9 Analysis Environments

9.1 Environments are agreements

An analysis environment is an agreement between your code and the software stack that executes it. Break that agreement and results become harder to reproduce.

9.2 Isolate by project when practical

Project-specific environments reduce dependency conflicts and make work easier to revive later. Depending on your stack, this may mean:

Python virtual environments
uv project management
conda environments
renv for R
containerized workflows

The right choice depends on your language mix, platform, collaboration style, and tolerance for complexity.

In a portable-lab model, these choices also shape how easy it is for someone else to pull your environment from GitHub and get to a first result.

9.3 Capture what matters

At minimum, record:

language versions
key package versions
external system dependencies
environment creation instructions
secrets handling approach

A working environment that cannot be described is a temporary accident.

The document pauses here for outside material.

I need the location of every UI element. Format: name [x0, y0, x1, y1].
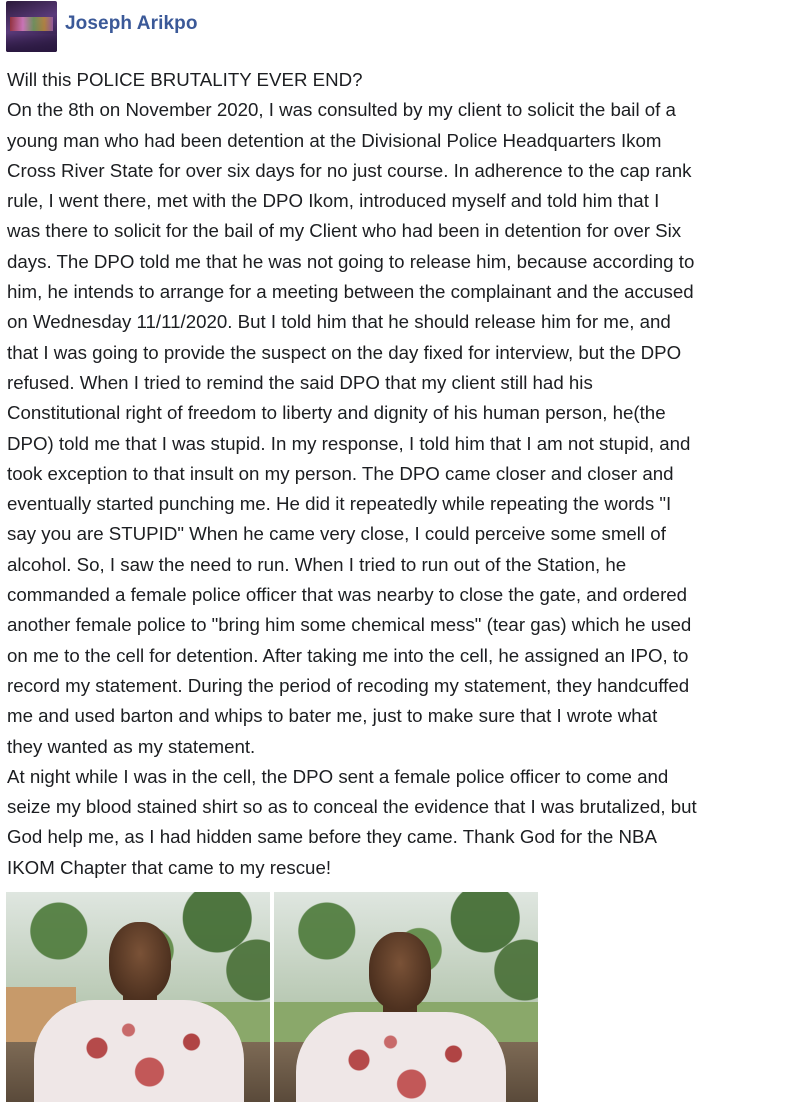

For book-linked labs, keep this description close to the repo itself. Readers should not have to search through prose to discover how to start the environment.

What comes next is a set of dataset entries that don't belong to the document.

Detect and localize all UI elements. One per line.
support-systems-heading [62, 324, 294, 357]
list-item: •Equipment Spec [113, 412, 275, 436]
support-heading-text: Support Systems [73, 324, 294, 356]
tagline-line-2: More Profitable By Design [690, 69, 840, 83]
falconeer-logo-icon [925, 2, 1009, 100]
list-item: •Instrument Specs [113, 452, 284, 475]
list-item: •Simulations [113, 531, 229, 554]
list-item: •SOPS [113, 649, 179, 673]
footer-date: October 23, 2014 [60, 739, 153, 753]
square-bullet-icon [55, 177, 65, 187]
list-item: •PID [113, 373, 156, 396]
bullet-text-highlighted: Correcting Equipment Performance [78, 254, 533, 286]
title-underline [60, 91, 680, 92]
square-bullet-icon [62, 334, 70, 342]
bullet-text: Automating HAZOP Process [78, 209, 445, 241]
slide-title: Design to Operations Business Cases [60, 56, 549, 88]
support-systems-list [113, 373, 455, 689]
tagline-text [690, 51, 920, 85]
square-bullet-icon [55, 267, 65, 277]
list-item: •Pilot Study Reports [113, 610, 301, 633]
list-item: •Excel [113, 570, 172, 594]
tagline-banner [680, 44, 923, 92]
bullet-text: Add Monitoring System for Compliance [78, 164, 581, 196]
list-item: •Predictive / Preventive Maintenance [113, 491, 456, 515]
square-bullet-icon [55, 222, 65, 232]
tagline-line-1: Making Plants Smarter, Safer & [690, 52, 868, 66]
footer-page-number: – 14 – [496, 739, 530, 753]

9.4 Notebooks, scripts, and pipelines

Different analysis surfaces support different stages of work:

notebooks for exploration and explanation
scripts for repeatable tasks
pipelines for multi-step production workflows
packages for shared logic

The mature lab uses all of them, but with clear boundaries.

9.5 Containers are useful, not mandatory

Containers can improve portability and team consistency, but they are not always the next best step. In this book, they are best understood as a packaging option for a lab you already understand.

Use them when you need:

deployment parity
isolation from the host machine
repeatable execution across systems
controlled teaching or workshop environments

They are especially helpful when you want a GitHub-hosted lab environment to behave the same way across many machines.

Avoid them when they add complexity without solving a real problem.

9.6 Docker and OrbStack

Docker is the broad ecosystem and packaging model most readers will recognize. It is useful when you want to distribute a known-good runtime, define services, or give contributors one repeatable way to run the lab.

OrbStack is best understood as a practical macOS host layer for container and Linux-machine workflows. It can make local container use feel lighter and cleaner on macOS, especially for people who want Docker-compatible workflows without as much friction.

For this book, the distinction can be framed simply:

use Docker concepts and files as the portable standard
mention OrbStack as a strong macOS implementation choice
keep native language environments as the default starting point

9.7 A minimal research container workflow

For a book-connected proof of concept, a container setup should probably do only a few jobs:

provide the required runtime
mount or include a small open dataset
run a canonical script or notebook
produce one expected result

If the container story requires orchestration, secrets, multiple services, and heavy data pulls on day one, it is too much for the proof-of-concept phase.

9.8 When not to containerize

Do not make containers the mandatory front door when:

the workflow is already easy to reproduce with project-local environments
readers are new to the command line
the domain tools depend heavily on local graphics or desktop software
the data is too large or too sensitive to bundle casually

Containers are most useful when they remove onboarding pain, not when they introduce a second curriculum.